Social workers slammed for ‘visible bias’ in adoption case
News | 12 December 2014
In a dramatic example of the courts backing individuals against officialdom, a family judge has slammed a local authority’s social workers for their 'visible bias' in seeking to prevent grandparents from adopting their own grandson following his mother’s tragic death.
In a dramatic example of the courts backing individuals against officialdom, a family judge has slammed a local authority’s social workers for their 'visible bias' in seeking to prevent grandparents from adopting their own grandson following his mother’s tragic death.

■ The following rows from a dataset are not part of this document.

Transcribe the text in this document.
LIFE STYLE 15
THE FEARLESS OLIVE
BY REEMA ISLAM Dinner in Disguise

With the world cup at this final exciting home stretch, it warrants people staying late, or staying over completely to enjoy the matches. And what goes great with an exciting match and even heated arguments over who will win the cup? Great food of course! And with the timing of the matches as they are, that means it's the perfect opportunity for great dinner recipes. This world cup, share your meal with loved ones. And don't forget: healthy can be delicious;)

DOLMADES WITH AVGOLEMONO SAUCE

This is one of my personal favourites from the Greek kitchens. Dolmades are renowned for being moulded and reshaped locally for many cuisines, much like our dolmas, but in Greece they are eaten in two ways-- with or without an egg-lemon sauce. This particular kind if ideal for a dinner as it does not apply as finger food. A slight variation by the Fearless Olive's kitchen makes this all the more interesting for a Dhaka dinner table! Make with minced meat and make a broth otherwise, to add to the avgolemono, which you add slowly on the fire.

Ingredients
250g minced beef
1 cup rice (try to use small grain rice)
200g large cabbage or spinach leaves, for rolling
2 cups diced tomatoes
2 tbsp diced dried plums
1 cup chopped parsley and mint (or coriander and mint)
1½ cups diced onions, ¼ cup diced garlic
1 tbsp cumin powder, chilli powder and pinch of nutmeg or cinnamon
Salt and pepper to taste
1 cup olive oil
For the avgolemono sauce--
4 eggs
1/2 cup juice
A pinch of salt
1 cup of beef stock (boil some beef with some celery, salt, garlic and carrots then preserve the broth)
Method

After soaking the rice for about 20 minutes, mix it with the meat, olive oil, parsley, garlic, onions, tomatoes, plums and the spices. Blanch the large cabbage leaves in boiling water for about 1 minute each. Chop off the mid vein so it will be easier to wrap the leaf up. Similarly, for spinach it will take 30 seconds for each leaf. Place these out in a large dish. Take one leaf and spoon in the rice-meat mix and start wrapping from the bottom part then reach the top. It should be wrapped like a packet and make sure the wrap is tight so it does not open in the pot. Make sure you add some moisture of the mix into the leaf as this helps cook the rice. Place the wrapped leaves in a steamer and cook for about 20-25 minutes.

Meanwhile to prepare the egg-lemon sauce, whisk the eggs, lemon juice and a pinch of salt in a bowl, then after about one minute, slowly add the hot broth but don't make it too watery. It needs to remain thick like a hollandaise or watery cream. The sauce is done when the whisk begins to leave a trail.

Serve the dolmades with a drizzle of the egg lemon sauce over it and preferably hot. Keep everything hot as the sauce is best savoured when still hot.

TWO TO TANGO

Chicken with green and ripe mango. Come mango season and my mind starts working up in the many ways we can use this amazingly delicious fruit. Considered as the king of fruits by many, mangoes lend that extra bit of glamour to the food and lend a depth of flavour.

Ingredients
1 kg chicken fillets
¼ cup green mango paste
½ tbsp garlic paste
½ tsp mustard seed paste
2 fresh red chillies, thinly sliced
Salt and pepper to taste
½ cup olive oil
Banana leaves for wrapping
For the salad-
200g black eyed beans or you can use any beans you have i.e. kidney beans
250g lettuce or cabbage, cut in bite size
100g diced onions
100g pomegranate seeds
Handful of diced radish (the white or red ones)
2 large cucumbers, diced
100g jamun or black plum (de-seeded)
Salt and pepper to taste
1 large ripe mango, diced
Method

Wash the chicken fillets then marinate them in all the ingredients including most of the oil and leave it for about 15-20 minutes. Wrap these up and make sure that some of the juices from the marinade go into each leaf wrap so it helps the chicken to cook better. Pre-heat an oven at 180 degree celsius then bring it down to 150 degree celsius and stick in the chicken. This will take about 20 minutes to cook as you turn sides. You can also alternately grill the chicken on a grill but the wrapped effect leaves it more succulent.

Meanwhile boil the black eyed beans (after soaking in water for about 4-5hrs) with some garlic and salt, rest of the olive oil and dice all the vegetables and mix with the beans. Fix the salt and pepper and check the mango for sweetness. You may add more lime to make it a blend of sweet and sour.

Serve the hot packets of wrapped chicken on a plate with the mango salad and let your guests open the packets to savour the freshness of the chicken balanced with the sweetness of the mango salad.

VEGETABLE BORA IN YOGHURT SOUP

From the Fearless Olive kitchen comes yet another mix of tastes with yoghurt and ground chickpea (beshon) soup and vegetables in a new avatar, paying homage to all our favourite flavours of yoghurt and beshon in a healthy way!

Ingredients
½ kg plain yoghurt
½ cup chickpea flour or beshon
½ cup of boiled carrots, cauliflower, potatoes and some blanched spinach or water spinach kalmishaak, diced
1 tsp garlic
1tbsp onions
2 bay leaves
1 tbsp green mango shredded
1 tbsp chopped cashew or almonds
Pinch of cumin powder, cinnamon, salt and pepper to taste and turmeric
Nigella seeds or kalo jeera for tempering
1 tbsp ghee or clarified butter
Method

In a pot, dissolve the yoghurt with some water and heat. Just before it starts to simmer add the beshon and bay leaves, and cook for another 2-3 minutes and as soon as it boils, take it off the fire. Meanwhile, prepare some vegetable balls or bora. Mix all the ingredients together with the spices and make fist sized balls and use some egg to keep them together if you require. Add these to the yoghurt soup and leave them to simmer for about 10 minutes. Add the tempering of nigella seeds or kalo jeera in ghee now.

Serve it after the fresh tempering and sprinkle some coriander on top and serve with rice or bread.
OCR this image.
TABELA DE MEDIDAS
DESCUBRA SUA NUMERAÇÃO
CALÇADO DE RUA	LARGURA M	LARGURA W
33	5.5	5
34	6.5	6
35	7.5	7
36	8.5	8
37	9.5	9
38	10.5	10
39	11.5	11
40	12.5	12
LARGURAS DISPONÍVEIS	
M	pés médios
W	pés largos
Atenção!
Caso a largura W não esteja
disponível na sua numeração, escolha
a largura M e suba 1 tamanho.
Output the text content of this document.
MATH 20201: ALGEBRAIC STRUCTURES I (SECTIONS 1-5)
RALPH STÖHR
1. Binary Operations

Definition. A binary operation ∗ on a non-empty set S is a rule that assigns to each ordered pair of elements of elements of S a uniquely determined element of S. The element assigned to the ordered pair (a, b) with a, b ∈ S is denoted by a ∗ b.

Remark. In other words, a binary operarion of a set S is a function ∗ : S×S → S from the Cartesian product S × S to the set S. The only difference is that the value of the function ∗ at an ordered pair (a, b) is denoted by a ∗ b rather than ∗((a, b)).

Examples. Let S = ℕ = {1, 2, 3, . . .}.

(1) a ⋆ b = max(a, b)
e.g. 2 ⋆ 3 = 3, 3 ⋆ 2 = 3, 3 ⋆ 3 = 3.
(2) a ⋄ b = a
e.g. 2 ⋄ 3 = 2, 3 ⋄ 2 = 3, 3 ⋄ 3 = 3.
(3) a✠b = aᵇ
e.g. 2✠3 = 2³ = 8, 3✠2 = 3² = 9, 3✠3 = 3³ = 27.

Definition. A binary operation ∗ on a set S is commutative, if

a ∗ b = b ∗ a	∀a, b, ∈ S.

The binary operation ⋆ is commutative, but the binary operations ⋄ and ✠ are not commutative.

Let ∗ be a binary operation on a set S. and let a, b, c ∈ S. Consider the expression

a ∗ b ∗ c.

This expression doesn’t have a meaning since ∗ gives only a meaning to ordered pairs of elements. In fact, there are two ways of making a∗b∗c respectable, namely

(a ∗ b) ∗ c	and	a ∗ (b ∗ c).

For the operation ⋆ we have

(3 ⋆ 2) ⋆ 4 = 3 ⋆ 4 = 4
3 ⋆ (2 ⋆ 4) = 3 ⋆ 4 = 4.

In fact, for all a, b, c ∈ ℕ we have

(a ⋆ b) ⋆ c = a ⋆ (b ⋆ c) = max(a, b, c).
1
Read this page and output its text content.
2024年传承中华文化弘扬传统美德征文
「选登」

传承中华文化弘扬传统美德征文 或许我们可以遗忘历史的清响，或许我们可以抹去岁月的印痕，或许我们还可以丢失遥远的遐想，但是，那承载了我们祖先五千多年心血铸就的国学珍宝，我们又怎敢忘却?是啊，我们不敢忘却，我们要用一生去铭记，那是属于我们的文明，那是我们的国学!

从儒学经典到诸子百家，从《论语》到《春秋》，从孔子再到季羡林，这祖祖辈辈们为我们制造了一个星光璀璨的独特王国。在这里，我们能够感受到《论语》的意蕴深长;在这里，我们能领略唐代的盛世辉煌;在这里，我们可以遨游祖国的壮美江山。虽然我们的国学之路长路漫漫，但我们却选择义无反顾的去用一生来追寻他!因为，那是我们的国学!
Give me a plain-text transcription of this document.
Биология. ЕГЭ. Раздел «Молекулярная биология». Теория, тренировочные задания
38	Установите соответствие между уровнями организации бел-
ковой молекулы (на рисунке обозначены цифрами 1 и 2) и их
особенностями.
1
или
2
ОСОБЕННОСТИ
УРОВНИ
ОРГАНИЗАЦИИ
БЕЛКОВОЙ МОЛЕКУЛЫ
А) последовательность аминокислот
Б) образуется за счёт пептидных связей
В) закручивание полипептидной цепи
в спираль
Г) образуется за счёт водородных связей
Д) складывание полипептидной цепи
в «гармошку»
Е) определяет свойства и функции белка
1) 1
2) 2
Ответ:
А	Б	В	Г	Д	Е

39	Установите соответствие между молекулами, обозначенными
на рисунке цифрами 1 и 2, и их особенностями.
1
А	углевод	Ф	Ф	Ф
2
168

Both sets of the three-year-old boy’s grandparents had put themselves forward as carers. However, the local authority was adamant that his welfare demanded that he be adopted outside his natural family. It was argued that, for various reasons, both couples were unsuitable to be considered as adopters.
However, the judge found that social workers had lost objectivity in focusing on the weaknesses in the grandparents’ arguments. He ordered that the boy be placed for adoption with one set of grandparents and that the other should also continue to play a role in his life as providers of respite care.
He said of social workers involved in the case, "Their concerns appeared to be grossly overstated in order to try and achieve their ends...I have never, in over 10 years of hearing care cases, taken the view, as I did in this case, that the local authority's witnesses were visibly biased in their attempts to support the local authority's case. It is very unfortunate and I hope I shall never see that again."